CIED-related infections have become more common in recent decades [4]. The management of blood culture-negative IE is always challenging, while the detection of an etiological agent is difficult, especially in the case of prior antibiotic use. To our knowledge, although C. burnetti is one of the most common causes of IE, there are only three reported cases of CIED-related infection attributed to this bacterium [1,2]. The first two cases were reported by Oteo et al. [2] in 2012. In fact, C. burnetii is considered an extremely rare cause of CIED or tricuspid valve endocarditis.

The imaging data should be evaluated by a multidisciplinary team (the Endocarditis Team), as this has been found to have a considerably lower 1-year mortality, from 18.5% to 8.2% [4]. In our patient, vegetation was obvious on the pacing wire from the echocardiography study. However, in cases of high clinical suspicion of CIED-related infection with negative blood cultures, several imaging methods are currently available to evaluate these patients. Although TTE and TEE are the first imaging tools in the assessment of patients with suspected CIED infection, newer imaging methods, such as intracardiac echocardiography (ICE), Fluorine-18 fludeoxyglucose ([18F]FDG) positron emission tomography/computerized tomography (PET/CT) scanning and radiolabeled leucocyte (WBC) scintigraphy, are valuable tools for the diagnosis of CIED-related infection. In particular, if there is a suspicion of CIED-related infection, positive blood cultures, negative TTE and TEE, ICE, [¹⁸F] FDG PET/CT scanning, radiolabeled WBC scintigraphy or contrast enhanced CT are recommended to establish our diagnosis [4].

Our patient underwent a percutaneous transvenous extraction of the lead. A surgical extraction of the lead was also an option, especially for our patient in whom the vegetation was >20 mm. In particular, percutaneous aspiration of vegetations before and during transvenous lead extraction or, alternatively, surgical extraction may be taken into consideration in patients with systemic infection and lead vegetations of >20 mm [4]. However, this recommendation comes from observational studies, while small case series have reported good short-term outcomes of transvenous lead extraction procedures in patients with large lead vegetation despite a high percentage of pulmonary embolism. Based on the available evidence and the patient’s frailty status, the heart team decided to perform percutaneous transvenous extraction of the lead.

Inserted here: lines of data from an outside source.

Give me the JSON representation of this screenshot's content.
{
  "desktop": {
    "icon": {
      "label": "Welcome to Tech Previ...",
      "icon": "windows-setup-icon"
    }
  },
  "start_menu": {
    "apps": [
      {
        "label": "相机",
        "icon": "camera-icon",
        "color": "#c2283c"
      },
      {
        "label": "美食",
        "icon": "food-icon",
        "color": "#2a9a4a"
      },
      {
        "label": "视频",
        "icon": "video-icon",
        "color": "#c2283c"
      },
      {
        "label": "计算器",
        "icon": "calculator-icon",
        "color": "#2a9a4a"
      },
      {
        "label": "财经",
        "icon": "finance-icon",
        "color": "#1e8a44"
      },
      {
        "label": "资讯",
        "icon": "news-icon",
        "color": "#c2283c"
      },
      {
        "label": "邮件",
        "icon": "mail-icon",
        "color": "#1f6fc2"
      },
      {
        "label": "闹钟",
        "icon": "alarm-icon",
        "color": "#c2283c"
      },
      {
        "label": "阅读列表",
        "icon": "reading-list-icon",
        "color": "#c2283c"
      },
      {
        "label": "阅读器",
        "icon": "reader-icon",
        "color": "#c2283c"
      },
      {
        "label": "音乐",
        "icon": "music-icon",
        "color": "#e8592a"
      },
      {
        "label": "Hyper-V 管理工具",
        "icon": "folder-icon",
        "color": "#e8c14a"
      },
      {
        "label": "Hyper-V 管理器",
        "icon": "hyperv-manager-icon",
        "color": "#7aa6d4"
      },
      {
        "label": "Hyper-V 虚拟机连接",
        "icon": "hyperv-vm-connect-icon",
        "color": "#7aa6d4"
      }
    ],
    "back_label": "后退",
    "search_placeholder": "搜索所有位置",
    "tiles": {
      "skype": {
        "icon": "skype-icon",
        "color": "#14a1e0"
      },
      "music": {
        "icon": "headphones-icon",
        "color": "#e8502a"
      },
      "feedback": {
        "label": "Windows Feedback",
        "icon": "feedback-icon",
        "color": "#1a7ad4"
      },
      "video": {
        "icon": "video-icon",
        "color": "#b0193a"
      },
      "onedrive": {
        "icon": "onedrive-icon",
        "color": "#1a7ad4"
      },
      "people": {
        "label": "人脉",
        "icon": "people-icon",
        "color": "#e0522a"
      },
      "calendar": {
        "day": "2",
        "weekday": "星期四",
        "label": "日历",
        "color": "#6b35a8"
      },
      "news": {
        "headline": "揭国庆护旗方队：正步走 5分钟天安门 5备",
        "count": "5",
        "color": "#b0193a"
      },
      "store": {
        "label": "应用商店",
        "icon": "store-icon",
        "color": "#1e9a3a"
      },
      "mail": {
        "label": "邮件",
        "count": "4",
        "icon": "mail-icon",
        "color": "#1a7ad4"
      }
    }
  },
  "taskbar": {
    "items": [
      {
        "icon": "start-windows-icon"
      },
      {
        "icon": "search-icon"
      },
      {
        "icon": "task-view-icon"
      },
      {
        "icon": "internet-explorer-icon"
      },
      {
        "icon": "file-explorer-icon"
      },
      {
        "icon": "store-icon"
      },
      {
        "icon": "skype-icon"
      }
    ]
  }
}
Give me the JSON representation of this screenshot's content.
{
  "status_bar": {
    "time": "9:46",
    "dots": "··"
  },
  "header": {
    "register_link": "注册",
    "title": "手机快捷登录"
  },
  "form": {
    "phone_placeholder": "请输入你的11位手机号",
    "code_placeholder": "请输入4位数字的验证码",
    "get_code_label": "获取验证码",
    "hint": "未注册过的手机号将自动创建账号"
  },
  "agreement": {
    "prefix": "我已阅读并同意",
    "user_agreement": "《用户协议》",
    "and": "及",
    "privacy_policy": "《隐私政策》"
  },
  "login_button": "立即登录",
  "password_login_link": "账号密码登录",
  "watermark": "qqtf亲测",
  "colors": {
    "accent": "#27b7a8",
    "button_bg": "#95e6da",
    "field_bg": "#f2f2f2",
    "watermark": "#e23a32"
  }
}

In our case, PCR was performed in FFPE tissue of the tricuspid valve. The PCR results on FFPE tissues could be falsely negative, or C. burnetii could be latently present in the tissue and go undetected by PCR [5,6]. In cases of chronic Q fever, the diagnostic value increases significantly when the analysis is performed using fresh specimens [1,7]. The negative result of the PCR in our patient can be attributed to the above reasons. We did not send fresh tricuspid valve tissue for PCR as we already had a definite diagnosis of C. burnetii IE according to the current guidelines. Immunofluorescence and fluorescence in situ hybridization have been tested as alternative methods to PCR in the detection of C. burnetii [5,6]. However, PCR remains the gold standard of examination for the detection of C. burnetii in FFPE or fresh tissues.

Our case report highlights the importance of having a high clinical suspicion for C. burnetii in patients with culture-negative CIED-related infections, even in the absence of a positive PCR test. Clinical risk factors, epidemiology, serology and imaging examinations should guide the clinician’s therapeutic decisions.